PR review

Add an additional line behind since we are referencing the transformers repo.

# Copyright 2021 The Facebook, Inc. and The HuggingFace Inc. team.
It seems you only changed the default value of arg return_attention_mask. It might be unnecessary to override the call method.

移除了这个 call method

Please add docstrings for all your classes and methods which might be utilized by users. You can refer to paddlenlp.transformers.bert. We use Google Style docstrings. Refer to Bert Model for reference.
Please also included the public tokenize method.

添加了 def tokenize(self, text)

The Initialization strategy seems a little different from the reference repo.

Float16 问题导致，暂时忽略

change embed_tokens to optional args with default value None
We should save cache during decoder forwarding process rather than generating cache.
将初始化 cache 的操作移动到了blenderbotModel 的前向传导中（Blenderbot 718行左右）。当且仅当在解码第一个时间步时，代码会根据 encoder_output 生成初始的 cache。对于其余时间步，cache 会自动更新与加载。
remove pad_token_id from BlenderbotSmallLearnedPositionalEmbedding.

We need to check whether decoder_input_ids is None （添加了：）

if decoder_input_ids is None:
	raise ValueError("Decoder_input_ids cannot be None.")
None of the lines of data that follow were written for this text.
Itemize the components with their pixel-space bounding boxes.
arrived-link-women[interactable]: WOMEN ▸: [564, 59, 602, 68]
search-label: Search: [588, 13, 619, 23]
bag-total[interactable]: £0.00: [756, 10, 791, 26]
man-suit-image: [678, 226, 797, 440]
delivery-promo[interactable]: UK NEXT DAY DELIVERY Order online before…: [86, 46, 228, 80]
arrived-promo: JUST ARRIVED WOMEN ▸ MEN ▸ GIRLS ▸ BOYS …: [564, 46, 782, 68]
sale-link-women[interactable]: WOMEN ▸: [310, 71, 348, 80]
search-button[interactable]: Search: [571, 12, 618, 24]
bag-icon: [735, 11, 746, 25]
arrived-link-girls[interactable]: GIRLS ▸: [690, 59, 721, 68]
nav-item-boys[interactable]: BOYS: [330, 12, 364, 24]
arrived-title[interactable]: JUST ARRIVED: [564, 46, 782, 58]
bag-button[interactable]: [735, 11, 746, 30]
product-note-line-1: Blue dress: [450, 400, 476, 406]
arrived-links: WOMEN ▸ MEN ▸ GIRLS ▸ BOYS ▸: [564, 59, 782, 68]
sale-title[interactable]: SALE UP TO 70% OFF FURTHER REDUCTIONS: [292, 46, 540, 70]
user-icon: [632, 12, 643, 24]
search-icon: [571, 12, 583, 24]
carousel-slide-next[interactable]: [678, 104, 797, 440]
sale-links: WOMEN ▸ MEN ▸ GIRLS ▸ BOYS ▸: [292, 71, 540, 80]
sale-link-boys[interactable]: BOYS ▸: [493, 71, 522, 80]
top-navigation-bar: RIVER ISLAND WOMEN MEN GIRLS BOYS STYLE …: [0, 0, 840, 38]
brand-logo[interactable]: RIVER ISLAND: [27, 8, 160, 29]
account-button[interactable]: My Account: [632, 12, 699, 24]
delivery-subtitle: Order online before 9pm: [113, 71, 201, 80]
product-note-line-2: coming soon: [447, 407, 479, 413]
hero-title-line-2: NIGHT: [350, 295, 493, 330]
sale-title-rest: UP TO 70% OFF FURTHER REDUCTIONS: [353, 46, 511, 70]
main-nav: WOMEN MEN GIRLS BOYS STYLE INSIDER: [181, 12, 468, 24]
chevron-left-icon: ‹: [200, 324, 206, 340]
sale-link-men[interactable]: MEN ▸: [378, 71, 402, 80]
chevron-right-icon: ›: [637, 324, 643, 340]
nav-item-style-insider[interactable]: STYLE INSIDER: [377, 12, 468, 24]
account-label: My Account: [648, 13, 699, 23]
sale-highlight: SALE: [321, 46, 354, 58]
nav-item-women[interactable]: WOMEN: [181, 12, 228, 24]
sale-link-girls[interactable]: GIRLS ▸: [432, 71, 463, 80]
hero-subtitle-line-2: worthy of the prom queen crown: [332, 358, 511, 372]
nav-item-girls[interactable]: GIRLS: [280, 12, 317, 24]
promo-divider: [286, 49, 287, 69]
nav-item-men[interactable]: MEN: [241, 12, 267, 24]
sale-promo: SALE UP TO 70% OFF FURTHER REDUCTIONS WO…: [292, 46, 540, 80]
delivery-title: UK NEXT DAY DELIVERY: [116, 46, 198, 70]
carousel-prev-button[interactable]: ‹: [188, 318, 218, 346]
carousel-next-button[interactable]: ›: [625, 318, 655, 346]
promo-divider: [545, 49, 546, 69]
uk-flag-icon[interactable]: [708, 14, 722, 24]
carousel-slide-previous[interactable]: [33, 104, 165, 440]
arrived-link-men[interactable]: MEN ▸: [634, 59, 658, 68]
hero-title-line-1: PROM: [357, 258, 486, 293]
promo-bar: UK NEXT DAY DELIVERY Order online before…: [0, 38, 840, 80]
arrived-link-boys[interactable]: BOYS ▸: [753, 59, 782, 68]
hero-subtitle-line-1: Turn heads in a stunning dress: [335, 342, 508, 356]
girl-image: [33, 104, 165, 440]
Specify key for funcitons.
add a class named BlenderbotForCausalLM

代码中添加了 class BlenderbotDecoderLayer(nn.TransformerDecoderLayer) 。（因为causalLM只使用了decoder部分，decoder layer中并没没有使用到 cross-attention。原 nn.TransformerDecoderLayer 不支持跳过 cross-attention ）
代码中添加了 class TransformerDecoder(nn.TransformerDecoder) 。（BlenderbotForCausalLM 中并没有使用 encoder_output，所以传递的 memory 参数值为 None，使用 paddle.nn.TransformerDecoder 会出 bug。新写的这个类仅增加了对 memory = None 时候的判断。）
（Blenderbot 916-922行）由于 BlenderbotForCausalLM 中没有 cross-attention 操作，不需要使用到 static_cache，因此这边设置了使用一个全0张量来生成初始化 cache。
CausalLM前向传导核对：(文件与对比代码可以在 github这里查看 )

github这里根目录下的 CLM_check.py 为执行核对文件，运行代码核对：

python CLM_check.py --model_name=blenderbot_small-90M
python CLM_check.py --model_name=blenderbot-400M-distill

精度对齐时候，两个 CausalLM 模型都加载了 ConditionalGeneration 的预训练模型。由于架构与权重不完全匹配，会出现encoder的权重没被加载使用的警告。对齐结果如下：

huggingface facebook/blenderbot_small-90M vs paddle blenderbot_small-90M
input text: My friends are cool but they eat too many carbs.
mean difference: tensor(1.8442e-06)
max difference: tensor(1.2279e-05)

huggingface facebook/blenderbot-400M-distill vs paddle blenderbot-400M-distill
input text: My friends are cool but they eat too many carbs.
mean difference: tensor(1.9658e-06)
max difference: tensor(2.2888e-05)

其他修正

参考 hugging face代码的第955行，修正了原 decoder 中 position embedding 的计算方式。（参考 blenderbot/modeling 482-488）

如果使用 cache 加速解码， decoder 生成 position embedding 时候会根据最新的 incremental_cache 的 key,values 长度（即已经生成的句子的长度）来调整 position embedding 的值。

# cache[num_layer][0] is an instance of `MultiHeadAttention.Cache` containing
# k and v with shape of `[batch_size, num_heads, len_seq, embed_dim // num_heads]`
# ``len_seq`` refer to the length of ``decoder_input_ids``
# Refer to paddle.nn.MultiHeadAttention.gen_cache for more details regarding cache.
past_key_values_length = cache[0][0].k.shape[2] if cache is not None else 0

decoder_inputs_embed_pos = self.decoder_embed_positions(
            input_ids_shape=decoder_input_ids.shape,
            past_key_values_length=past_key_values_length)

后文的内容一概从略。